MR. DINGWELL ARRIVES.

MESSRS. GOLDSHED and _Levi_ owned four houses in Rosemary Court, and Miss Sarah Rumble was their tenant. The court is dark, ancient, and grimy. Miss Rumble let lodgings, worked hard, led an anxious life, and subsisted on a remarkably light diet, and at the end of the year never had a shilling over. Her Jewish landlords used to pay her a visit now and then, to receive the rent, and see that everything was right. These visits she dreaded; they were grumbling and minatory, and enlivened by occasional oaths and curses. But though it was part of their system to keep their tenants on the alert by perpetual fault-findings and menaces, they knew very well that they got every shilling the house brought in, that Miss Rumble lived on next to nothing, and never saved a shilling, and was, in fact, _their_ underfed, overworked, and indefatigable slave.

With the uncomplaining and modest charity of the poor, Sarah Rumble maintained her little orphan niece and nephew by extra labour at needle-work, and wonderful feats of domestic economy.

This waste of resources Mr. Levi grudged. He had never done complaining of it, and demonstrating that it could only be accomplished by her holding the house at too low a rent; how else could it be? Why was she to keep other people's brats at the expense of Messrs. Goldshed and Levi? What was the workhouse for? This perpetual pressure was a sore trouble to the poor woman, who had come to love the children as if they were her own; and after one of Mr. Levi's minatory visits she often lay awake sobbing, in the terror and yearnings of her unspeakable affection, whilst its unconscious objects lay fast asleep by her side.

From Mr. Levi, in his accustomed vein, Miss Rumble had received full instructions for the reception and entertainment of her new lodger, Mr.

Dingwell. He could not say when he would arrive, neither the day nor the hour; and several days had already elapsed, and no arrival had taken place. This evening she had gone down to "the shop," so designated, as if there had been but one in London, to lay out a shilling and seven pence very carefully, leaving her little niece and nephew in charge of the candle and the house, and spelling out their catechism for next day.

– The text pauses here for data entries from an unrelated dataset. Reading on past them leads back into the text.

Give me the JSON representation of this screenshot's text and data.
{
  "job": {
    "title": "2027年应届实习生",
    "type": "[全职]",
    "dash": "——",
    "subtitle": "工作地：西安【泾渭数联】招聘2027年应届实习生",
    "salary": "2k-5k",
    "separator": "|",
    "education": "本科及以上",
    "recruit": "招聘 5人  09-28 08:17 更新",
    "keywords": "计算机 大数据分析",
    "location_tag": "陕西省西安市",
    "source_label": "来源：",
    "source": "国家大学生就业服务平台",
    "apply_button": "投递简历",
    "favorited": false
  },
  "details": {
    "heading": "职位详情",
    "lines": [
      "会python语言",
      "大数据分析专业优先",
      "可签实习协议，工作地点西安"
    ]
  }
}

A tapping came to the door; not timid, nor yet menacing; a sort of double knock, delivered with a walking-cane; on the whole a sharp but gentlemanlike summons, to which the little company a.s.sembled there were unused. The children lifted their eyes from the book before them, and stared at the door without answering. It opened with a latch, which, without more ado, was raised, and a tall, white-haired gentleman, with a stoop, and a very brown skin, looked in inquisitively, and said, with a smile that was not pleasant, and a voice not loud but somewhat harsh and cold--

"Mrs. or _Miss_ Rumble hereabouts, my dears?"

"Miss Rumble; that's aunt, please, sir;" answered the little girl, slipping down from her chair, and making a courtesy.

"Well, _she's_ the lady I want to speak with, my love. Where _is_ she?"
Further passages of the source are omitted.